I glance to the side to see Ios make a bit of a complicated face, one that looks slightly annoyed yet also brimming with determination to overcome the challenge I just laid out before her. With a small huff she turns to the side and replies back with a haughty tone, “Tch. I thought you didn’t want to see sex as something competitive or comparative, Aims, but fine. I’ll accept your little wager. I hope you’re ready for the consequences of your actions, because you seem to forget that I am essentially in your entire nervous system as well as your endocrine system. I quite literally know what makes you tick, and you best believe your perfect ass that you’re in for a wild ride now~.”
I gulp a small bead of emotions, mostly a bit of fear and blooming lust, as I cough from my prone position. I really should learn how to check what my mouth says… Oh well, at least it kind of worked out this time~. “B-bring it, I’m r-ready for whatever you throw at me~!” I stammer back with as much fake confidence as I can muster. Its Ios’ turn to shoot me a sidelong glance as her smile starts to creep up her face again, obviously seeing through my thinly veiled attempt at stoicism.
She turns to face me fully, her emerald eyes starting to burn with the hunger of arousal and promises to come as she leans down and whispers into my ear, “I’ll hold you to that, Aims~. Now, get some rest. When you wake up you’ll still probably have to use [Steady Breathing] for a while to catch up to your new stamina pool, so you’ll need to be up and at ’em pretty early.” I glance at the clock across the room, noting it’s just barely past ten now, not really relishing in waking up before the sun…
I give her a little nod in response and then wiggle around a bit to get more comfortable, the weariness of the day starting to weigh on me more than any comfy blanket that now coils around me in various spots. I whisper out a quiet, “Goodnight.” to Ios who responds in kind, her comms box going quiet as she apparently dematerialized her hologram right afterwards. With another small exhale of breath, I lean back onto the pillows and feel myself slip into the sweet embrace of dream land~.

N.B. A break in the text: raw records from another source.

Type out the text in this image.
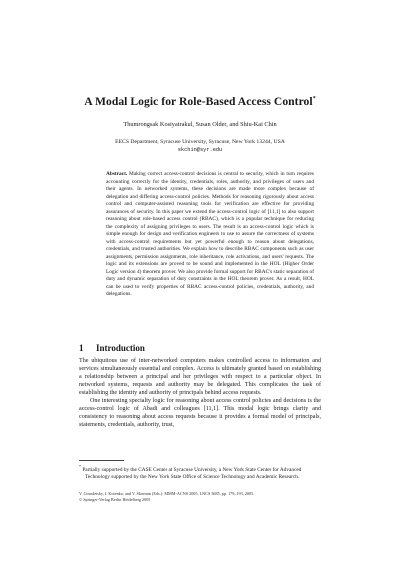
A Modal Logic for Role-Based Access Control*
Thumrongsak Kosiyatrakul, Susan Older, and Shiu-Kai Chin
EECS Department, Syracuse University, Syracuse, New York 13244, USA
skchin@syr.edu
Abstract. Making correct access-control decisions is central to security, which in turn requires accounting correctly for the identity, credentials, roles, authority, and privileges of users and their agents. In networked systems, these decisions are made more complex because of delegation and differing access-control policies. Methods for reasoning rigorously about access control and computer-assisted reasoning tools for verification are effective for providing assurances of security. In this paper we extend the access-control logic of [11,1] to also support reasoning about role-based access control (RBAC), which is a popular technique for reducing the complexity of assigning privileges to users. The result is an access-control logic which is simple enough for design and verification engineers to use to assure the correctness of systems with access-control requirements but yet powerful enough to reason about delegations, credentials, and trusted authorities. We explain how to describe RBAC components such as user assignments, permission assignments, role inheritance, role activations, and users' requests. The logic and its extensions are proved to be sound and implemented in the HOL (Higher Order Logic version 4) theorem prover. We also provide formal support for RBAC's static separation of duty and dynamic separation of duty constraints in the HOL theorem prover. As a result, HOL can be used to verify properties of RBAC access-control policies, credentials, authority, and delegations.
1 Introduction

The ubiquitous use of inter-networked computers makes controlled access to information and services simultaneously essential and complex. Access is ultimately granted based on establishing a relationship between a principal and her privileges with respect to a particular object. In networked systems, requests and authority may be delegated. This complicates the task of establishing the identity and authority of principals behind access requests.

One interesting specialty logic for reasoning about access control policies and decisions is the access-control logic of Abadi and colleagues [11,1]. This modal logic brings clarity and consistency to reasoning about access requests because it provides a formal model of principals, statements, credentials, authority, trust,

* Partially supported by the CASE Center at Syracuse University, a New York State Center for Advanced Technology supported by the New York State Office of Science Technology and Academic Research.
V. Gorodetsky, I. Kotenko, and V. Skormin (Eds.): MMM-ACNS 2005, LNCS 3685, pp. 179–193, 2005.
© Springer-Verlag Berlin Heidelberg 2005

I find myself back in our three-bedroom home on the outskirts of El Reno, my body small and childlike as I blink a few times to get my bearings. Huh. Definitely a dream, or a memory, as I look around to see posters of my little pony, Dora the Explorer, and various Barbie themed portraits strewn about the off-white cream color of the walls. I look around a bit more, seeing various books for children – mostly picture books – tucked into a small shelf next to a bunk bed that Sandra and I share, and will for the next couple of years if I’m right about my current age. I wonder if this is going to be a recurring thing due to my ever-exploding Wisdom stat, the lucid dreaming.
With a little shrug at knowing I won’t be able to find the answers here anyway, I stand up from my seated position, small fingers and toes moving across the short, brown carpet that lines the entire room, its scent always clean and fresh from how often mom likes to vacuum around the house. She apparently really likes the smell of a freshly cleaned carpet, and after meeting and falling in love with Akiko, I can’t really blame her~. I walk my still slightly awkward gait towards a standing mirror in the room sat in between two little desks that Sandy and I use from time to time to color or draw and take in my younger self.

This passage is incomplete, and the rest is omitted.